Like so many similar deals, it didn’t work out as planned. The Internet bubble crashed — and the market for IPOs crashed right along with it. The idea of taking a media company public was almost laughable for much of the period that followed.

In 2005, a cash-strapped Village Voice Media was acquired by New Times Media, a big alternative weekly owner based out of Phoenix. New Times owned Backpage.com, the classified ads company. Goldman wound up having its stake in the Voice converted into a stake in the merged company, which continued to be called Village Voice Media. And that meant Goldman had a stake in the subsidiary, Backpage.com.

Interestingly enough, when the deal was reported in 2005, the managers of Village Voice Media announced their intention to buy out the financial backers — presumably including Goldman Sachs — in five years. Well, we all know what followed: a financial crisis of epic proportions, a slump in ad sales as the economy crashed, and a credit crunch that would have made financing a take-out impossible.

Goldman probably once again found itself blocked from an exit. Believe me, there’s no way that Goldman is happy still owning a stake in this company 12 years after it first bought it.

At least as far back as 2008, Backpage.com was accepting paid ads for its “erotic services” section. These include, of course, prostitution ads. Here’s a 2008 blog post from Backpage bragging that it’s policy of charging for “erotic services” actually reduces “illeagal postings.”

Craigslist will start charging for erotic services soon. Backpage.com has been doing this for years. It is perhaps the best way to reduce the prank postings, illegal postings, and postings by under aged users.

Not many solutions for user content generated sites are perfect when it comes to content quality. Craig will face some of the same challenges we face. While there is fraud with employer postings, it is significantly higher in adult. I outlined a few challenges below.

So Goldman knew or should have known a company in which its private equity fund was invested was deriving revenue from paid ads for “erotic services.” This doesn’t necessarily mean illegal activity, much less trafficking in sex slavery. But it certainly means that Goldman has had years to determine whether it was comfortable with its, ahem, exposure to Backpage.com.

Craig’s List got out of the erotic services businesss altogether in 2010, right about the same time that Goldman relinquished its board seat. This was like hitting the jackpot for Backpage.com, which started being the place to go for "erotic services" banned by Craig.
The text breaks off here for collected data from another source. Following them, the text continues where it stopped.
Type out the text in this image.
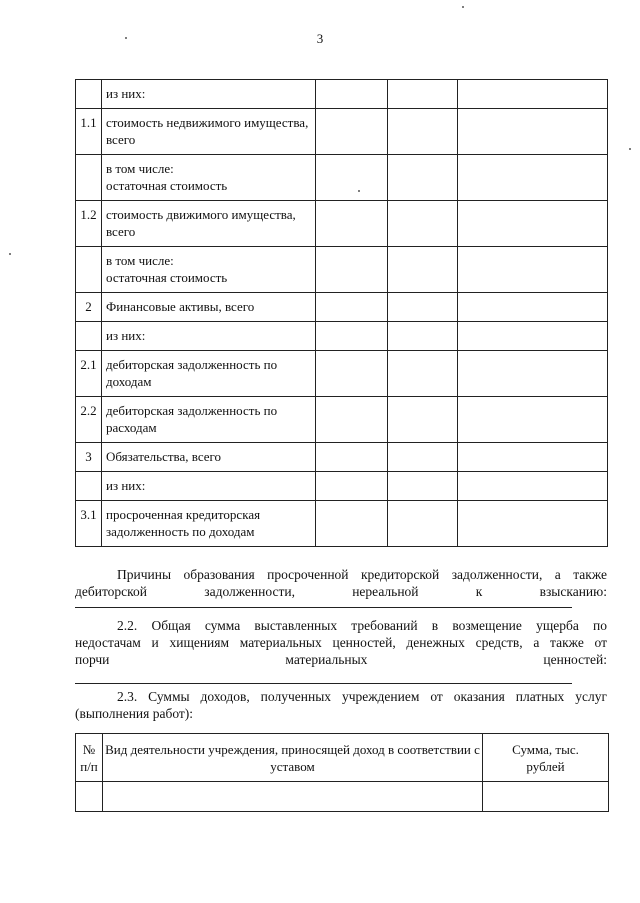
3
	из них:			
1.1	стоимость недвижимого имущества, всего			
	в том числе:
остаточная стоимость			
1.2	стоимость движимого имущества, всего			
	в том числе:
остаточная стоимость			
2	Финансовые активы, всего			
	из них:			
2.1	дебиторская задолженность по доходам			
2.2	дебиторская задолженность по расходам			
3	Обязательства, всего			
	из них:			
3.1	просроченная кредиторская задолженность по доходам			
Причины образования просроченной кредиторской задолженности, а также
дебиторской задолженности, нереальной к взысканию:
2.2. Общая сумма выставленных требований в возмещение ущерба по
недостачам и хищениям материальных ценностей, денежных средств, а также от
порчи материальных ценностей:
2.3. Суммы доходов, полученных учреждением от оказания платных услуг
(выполнения работ):
№
п/п	Вид деятельности учреждения, приносящей доход в соответствии с уставом	Сумма, тыс.
рублей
“The [Goldman PE] Fund relinquished its board seat in January 2010 as a result of being uncomfortable with the direction of the company and an inability to influence its operations. We have been trying to exit this investment for a considerable period and have now entered into an agreement to sell the fund's stake in the company,” Goldman said in a statement.

That’s all very true. Goldman never set out to invest in the leading prostitution ad website. They got there through a failed private equity deal.
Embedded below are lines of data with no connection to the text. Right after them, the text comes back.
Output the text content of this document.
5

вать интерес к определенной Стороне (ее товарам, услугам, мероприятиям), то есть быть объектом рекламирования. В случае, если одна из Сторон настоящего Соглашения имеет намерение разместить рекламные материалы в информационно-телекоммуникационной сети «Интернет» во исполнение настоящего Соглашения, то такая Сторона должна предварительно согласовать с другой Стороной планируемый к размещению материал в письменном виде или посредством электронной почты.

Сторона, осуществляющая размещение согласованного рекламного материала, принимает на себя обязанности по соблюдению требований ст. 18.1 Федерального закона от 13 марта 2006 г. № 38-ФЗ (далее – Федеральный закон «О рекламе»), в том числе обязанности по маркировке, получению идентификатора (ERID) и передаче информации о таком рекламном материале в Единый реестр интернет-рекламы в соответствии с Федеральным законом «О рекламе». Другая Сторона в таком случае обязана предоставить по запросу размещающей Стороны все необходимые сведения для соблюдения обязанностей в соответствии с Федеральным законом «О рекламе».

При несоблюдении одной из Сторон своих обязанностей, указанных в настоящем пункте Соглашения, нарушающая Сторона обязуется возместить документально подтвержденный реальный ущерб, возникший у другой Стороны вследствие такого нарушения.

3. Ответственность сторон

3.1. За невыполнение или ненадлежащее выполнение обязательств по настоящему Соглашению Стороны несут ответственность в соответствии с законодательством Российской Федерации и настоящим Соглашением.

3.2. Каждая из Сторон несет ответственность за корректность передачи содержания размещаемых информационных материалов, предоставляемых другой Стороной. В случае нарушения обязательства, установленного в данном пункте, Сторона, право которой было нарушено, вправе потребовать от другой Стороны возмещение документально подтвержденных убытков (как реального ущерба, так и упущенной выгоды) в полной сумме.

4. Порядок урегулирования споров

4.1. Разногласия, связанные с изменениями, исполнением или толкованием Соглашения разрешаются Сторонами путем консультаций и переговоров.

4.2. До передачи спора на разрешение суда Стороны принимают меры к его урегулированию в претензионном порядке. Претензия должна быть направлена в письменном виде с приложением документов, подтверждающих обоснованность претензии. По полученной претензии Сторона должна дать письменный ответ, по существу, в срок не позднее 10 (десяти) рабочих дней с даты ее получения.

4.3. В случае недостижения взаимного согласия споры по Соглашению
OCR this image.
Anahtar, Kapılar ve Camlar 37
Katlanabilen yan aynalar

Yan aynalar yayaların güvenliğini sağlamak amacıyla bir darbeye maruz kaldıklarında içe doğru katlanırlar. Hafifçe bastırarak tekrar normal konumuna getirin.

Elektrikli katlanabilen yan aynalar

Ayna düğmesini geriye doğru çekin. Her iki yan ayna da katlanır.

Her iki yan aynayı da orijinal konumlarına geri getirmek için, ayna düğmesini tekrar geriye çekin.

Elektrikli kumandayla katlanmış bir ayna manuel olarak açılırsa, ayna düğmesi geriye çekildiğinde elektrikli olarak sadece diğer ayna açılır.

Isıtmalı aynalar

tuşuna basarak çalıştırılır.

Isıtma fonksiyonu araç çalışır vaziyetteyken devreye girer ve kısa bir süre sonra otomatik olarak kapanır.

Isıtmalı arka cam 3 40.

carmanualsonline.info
In some ways, this is all very unfair to Goldman. I’ve seen sex services ads on many websites, including the New York Times-owned About.com. Goldman just had the misfortune of accidentally owning a stake in the biggest of them.

I have no idea what value the Goldman fund assigned to its Village Voice investment all these years later. It’s very likely that most of it was written off. No doubt they are now asking why they didn’t just divest entirely — at any terms — back when they gave up the board seat.

The answer is probably that the numbers on the spreadsheet told them that the risk was minimal. But spreadsheets can’t tell you the risk of having "Goldman" and "Sex Trafficking" screaming from the headlines.